My book of the year is No Turning Back by Rania Abouzeid. It's an important book. It's about Syria. Many readers, I think, find Syria a bit of a turn off because it's complex and it's a painful subject. But this book triumphantly brings it to life by telling it through the stories of individual participants. How the war has affected their lives, the terrible decisions they've had to make. It has a sort of novelistic quality that makes it compelling and also important.
My favourite book of the year so far is Weight in the Water by Tracy K Smith. She's the current US poet laureate, and reading this book, you can understand why. It's incredibly broad-ranging, it's moving, it's magical. And mainly, she's just a wonderful company to carry with you wherever you're going this summer.

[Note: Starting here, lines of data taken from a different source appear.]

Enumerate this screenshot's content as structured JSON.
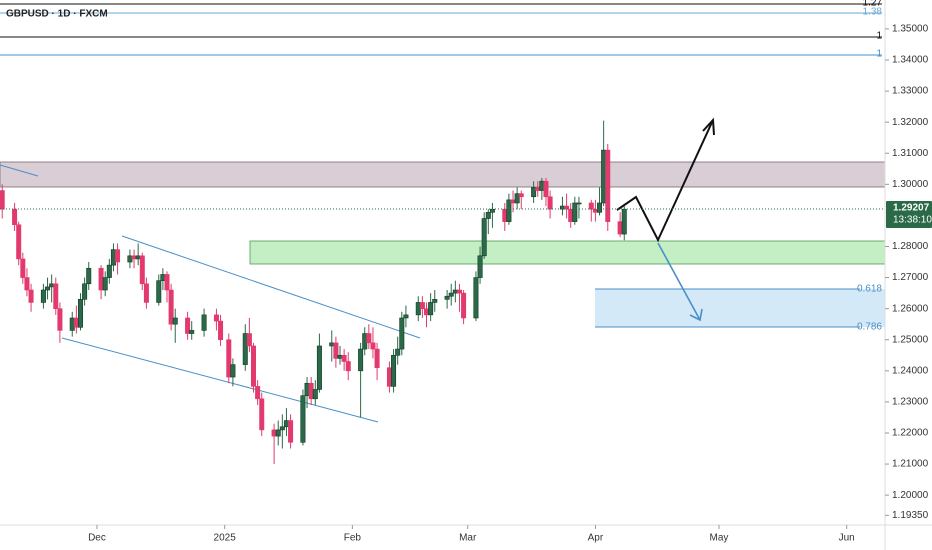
{
  "chart_data": {
    "type": "candlestick",
    "title": "GBPUSD · 1D · FXCM",
    "up_color": "#2a6a48",
    "down_color": "#e23a6e",
    "xlim": [
      6.46,
      221.3
    ],
    "xticks": [
      {
        "value": 30,
        "label": "Dec"
      },
      {
        "value": 61,
        "label": "2025"
      },
      {
        "value": 92,
        "label": "Feb"
      },
      {
        "value": 120,
        "label": "Mar"
      },
      {
        "value": 151,
        "label": "Apr"
      },
      {
        "value": 181,
        "label": "May"
      },
      {
        "value": 212,
        "label": "Jun"
      }
    ],
    "ylim": [
      1.1904,
      1.3593
    ],
    "yticks": [
      {
        "value": 1.1935,
        "label": "1.19350"
      },
      {
        "value": 1.2,
        "label": "1.20000"
      },
      {
        "value": 1.21,
        "label": "1.21000"
      },
      {
        "value": 1.22,
        "label": "1.22000"
      },
      {
        "value": 1.23,
        "label": "1.23000"
      },
      {
        "value": 1.24,
        "label": "1.24000"
      },
      {
        "value": 1.25,
        "label": "1.25000"
      },
      {
        "value": 1.26,
        "label": "1.26000"
      },
      {
        "value": 1.27,
        "label": "1.27000"
      },
      {
        "value": 1.28,
        "label": "1.28000"
      },
      {
        "value": 1.3,
        "label": "1.30000"
      },
      {
        "value": 1.31,
        "label": "1.31000"
      },
      {
        "value": 1.32,
        "label": "1.32000"
      },
      {
        "value": 1.33,
        "label": "1.33000"
      },
      {
        "value": 1.34,
        "label": "1.34000"
      },
      {
        "value": 1.35,
        "label": "1.35000"
      }
    ],
    "last_price": 1.29207,
    "countdown": "13:38:10",
    "level_labels": [
      1.27,
      1.38,
      1,
      1
    ],
    "zone_labels": [
      0.618,
      0.786
    ],
    "candles": [
      [
        7,
        1.298,
        1.3,
        1.289,
        1.292
      ],
      [
        10,
        1.292,
        1.294,
        1.285,
        1.287
      ],
      [
        11,
        1.287,
        1.288,
        1.274,
        1.276
      ],
      [
        12,
        1.276,
        1.278,
        1.268,
        1.27
      ],
      [
        13,
        1.27,
        1.273,
        1.264,
        1.266
      ],
      [
        14,
        1.266,
        1.268,
        1.259,
        1.262
      ],
      [
        17,
        1.262,
        1.268,
        1.26,
        1.266
      ],
      [
        18,
        1.266,
        1.27,
        1.263,
        1.267
      ],
      [
        19,
        1.267,
        1.271,
        1.262,
        1.268
      ],
      [
        20,
        1.268,
        1.27,
        1.258,
        1.26
      ],
      [
        21,
        1.26,
        1.262,
        1.249,
        1.253
      ],
      [
        24,
        1.253,
        1.259,
        1.251,
        1.257
      ],
      [
        25,
        1.257,
        1.261,
        1.252,
        1.254
      ],
      [
        26,
        1.254,
        1.265,
        1.253,
        1.263
      ],
      [
        27,
        1.263,
        1.27,
        1.261,
        1.268
      ],
      [
        28,
        1.268,
        1.275,
        1.266,
        1.273
      ],
      [
        31,
        1.273,
        1.274,
        1.263,
        1.266
      ],
      [
        32,
        1.266,
        1.272,
        1.264,
        1.27
      ],
      [
        33,
        1.27,
        1.276,
        1.268,
        1.274
      ],
      [
        34,
        1.274,
        1.281,
        1.272,
        1.279
      ],
      [
        35,
        1.279,
        1.281,
        1.271,
        1.275
      ],
      [
        38,
        1.275,
        1.279,
        1.273,
        1.277
      ],
      [
        39,
        1.277,
        1.279,
        1.273,
        1.276
      ],
      [
        40,
        1.276,
        1.281,
        1.274,
        1.277
      ],
      [
        41,
        1.277,
        1.278,
        1.266,
        1.268
      ],
      [
        42,
        1.268,
        1.27,
        1.26,
        1.262
      ],
      [
        45,
        1.262,
        1.271,
        1.261,
        1.269
      ],
      [
        46,
        1.269,
        1.273,
        1.266,
        1.271
      ],
      [
        47,
        1.271,
        1.272,
        1.262,
        1.266
      ],
      [
        48,
        1.266,
        1.268,
        1.253,
        1.255
      ],
      [
        49,
        1.255,
        1.26,
        1.249,
        1.257
      ],
      [
        52,
        1.257,
        1.259,
        1.25,
        1.252
      ],
      [
        53,
        1.252,
        1.256,
        1.25,
        1.253
      ],
      [
        56,
        1.253,
        1.26,
        1.251,
        1.258
      ],
      [
        59,
        1.258,
        1.26,
        1.253,
        1.256
      ],
      [
        60,
        1.256,
        1.258,
        1.248,
        1.25
      ],
      [
        62,
        1.25,
        1.252,
        1.236,
        1.238
      ],
      [
        63,
        1.238,
        1.244,
        1.235,
        1.242
      ],
      [
        66,
        1.242,
        1.255,
        1.24,
        1.252
      ],
      [
        67,
        1.252,
        1.257,
        1.246,
        1.248
      ],
      [
        68,
        1.248,
        1.249,
        1.233,
        1.235
      ],
      [
        69,
        1.235,
        1.237,
        1.229,
        1.231
      ],
      [
        70,
        1.231,
        1.233,
        1.219,
        1.221
      ],
      [
        73,
        1.221,
        1.223,
        1.21,
        1.219
      ],
      [
        74,
        1.219,
        1.224,
        1.216,
        1.221
      ],
      [
        75,
        1.221,
        1.226,
        1.215,
        1.222
      ],
      [
        76,
        1.222,
        1.228,
        1.219,
        1.224
      ],
      [
        77,
        1.224,
        1.226,
        1.215,
        1.217
      ],
      [
        80,
        1.217,
        1.234,
        1.216,
        1.232
      ],
      [
        81,
        1.232,
        1.238,
        1.228,
        1.236
      ],
      [
        82,
        1.236,
        1.238,
        1.229,
        1.231
      ],
      [
        83,
        1.231,
        1.237,
        1.229,
        1.234
      ],
      [
        84,
        1.234,
        1.252,
        1.233,
        1.248
      ],
      [
        87,
        1.248,
        1.253,
        1.243,
        1.249
      ],
      [
        88,
        1.249,
        1.251,
        1.241,
        1.244
      ],
      [
        89,
        1.244,
        1.248,
        1.242,
        1.245
      ],
      [
        90,
        1.245,
        1.247,
        1.24,
        1.243
      ],
      [
        91,
        1.243,
        1.246,
        1.237,
        1.24
      ],
      [
        94,
        1.24,
        1.249,
        1.225,
        1.247
      ],
      [
        95,
        1.247,
        1.254,
        1.245,
        1.252
      ],
      [
        96,
        1.252,
        1.255,
        1.247,
        1.249
      ],
      [
        97,
        1.249,
        1.254,
        1.244,
        1.247
      ],
      [
        98,
        1.247,
        1.249,
        1.237,
        1.241
      ],
      [
        101,
        1.241,
        1.243,
        1.233,
        1.235
      ],
      [
        102,
        1.235,
        1.247,
        1.233,
        1.245
      ],
      [
        103,
        1.245,
        1.251,
        1.242,
        1.247
      ],
      [
        104,
        1.247,
        1.259,
        1.245,
        1.257
      ],
      [
        105,
        1.257,
        1.261,
        1.254,
        1.258
      ],
      [
        108,
        1.258,
        1.264,
        1.256,
        1.262
      ],
      [
        109,
        1.262,
        1.264,
        1.257,
        1.26
      ],
      [
        110,
        1.26,
        1.262,
        1.254,
        1.258
      ],
      [
        111,
        1.258,
        1.265,
        1.256,
        1.262
      ],
      [
        112,
        1.262,
        1.266,
        1.259,
        1.263
      ],
      [
        115,
        1.263,
        1.266,
        1.26,
        1.264
      ],
      [
        116,
        1.264,
        1.268,
        1.261,
        1.265
      ],
      [
        117,
        1.265,
        1.269,
        1.262,
        1.266
      ],
      [
        118,
        1.266,
        1.268,
        1.259,
        1.265
      ],
      [
        119,
        1.265,
        1.266,
        1.255,
        1.257
      ],
      [
        122,
        1.257,
        1.272,
        1.256,
        1.27
      ],
      [
        123,
        1.27,
        1.28,
        1.268,
        1.277
      ],
      [
        124,
        1.277,
        1.291,
        1.276,
        1.289
      ],
      [
        125,
        1.289,
        1.292,
        1.284,
        1.291
      ],
      [
        126,
        1.291,
        1.294,
        1.286,
        1.292
      ],
      [
        129,
        1.292,
        1.294,
        1.285,
        1.288
      ],
      [
        130,
        1.288,
        1.297,
        1.287,
        1.295
      ],
      [
        131,
        1.295,
        1.298,
        1.291,
        1.294
      ],
      [
        132,
        1.294,
        1.299,
        1.292,
        1.297
      ],
      [
        133,
        1.297,
        1.298,
        1.292,
        1.296
      ],
      [
        136,
        1.296,
        1.301,
        1.294,
        1.299
      ],
      [
        137,
        1.299,
        1.301,
        1.296,
        1.298
      ],
      [
        138,
        1.298,
        1.302,
        1.295,
        1.301
      ],
      [
        139,
        1.301,
        1.302,
        1.293,
        1.296
      ],
      [
        140,
        1.296,
        1.298,
        1.289,
        1.292
      ],
      [
        143,
        1.292,
        1.296,
        1.29,
        1.293
      ],
      [
        144,
        1.293,
        1.297,
        1.289,
        1.292
      ],
      [
        145,
        1.292,
        1.294,
        1.286,
        1.288
      ],
      [
        146,
        1.288,
        1.296,
        1.287,
        1.294
      ],
      [
        147,
        1.294,
        1.296,
        1.289,
        1.294
      ],
      [
        150,
        1.294,
        1.295,
        1.288,
        1.292
      ],
      [
        151,
        1.292,
        1.295,
        1.288,
        1.291
      ],
      [
        152,
        1.291,
        1.299,
        1.29,
        1.294
      ],
      [
        153,
        1.294,
        1.3205,
        1.293,
        1.311
      ],
      [
        154,
        1.311,
        1.313,
        1.285,
        1.288
      ],
      [
        157,
        1.288,
        1.291,
        1.283,
        1.284
      ],
      [
        158,
        1.284,
        1.293,
        1.282,
        1.292
      ]
    ]
  }
}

My recommended summer read is City of Devils by Paul French. It's a gripping tale. It falls in the genre of true crime and it tells the story of two men, one who ran the slot machines, the other the nightclubs of Shanghai in the 1930s. And gives you a portrait of this city that is somewhere between different worlds, delivered by war and then a communist revolution. But it's before then when Shanghai was quite a sort of wild, even lawless place.

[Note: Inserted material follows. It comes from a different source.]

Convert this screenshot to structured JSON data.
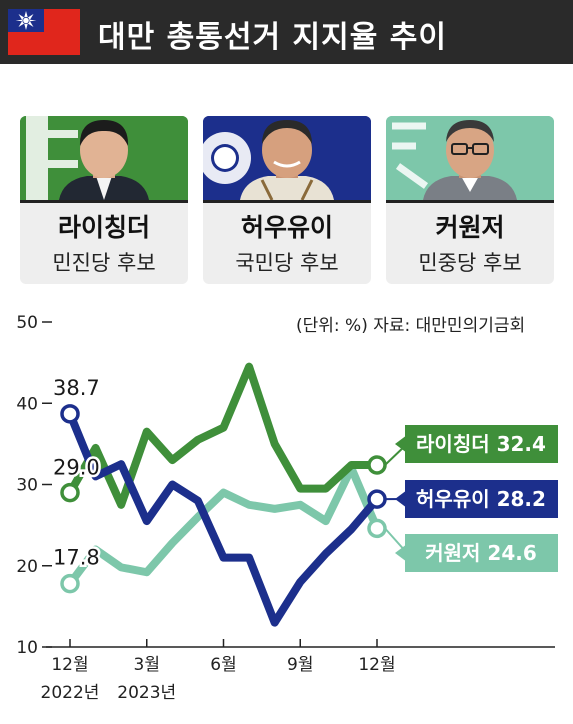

My choice of the year so far is White Houses by Amy Bloom. This is the exquisitely told story of the decades-long love affair between First Lady Eleanor Roosevelt and journalist Lorena Hickok. Amy Bloom has delved really deep into this archive of letters between the two women to bring their love affair to life in all its tenderness and passion. It's a really refreshing portrait of love in middle age and a brilliant re-imagining of the 1930s. You can practically smell the rose water and talcum powder.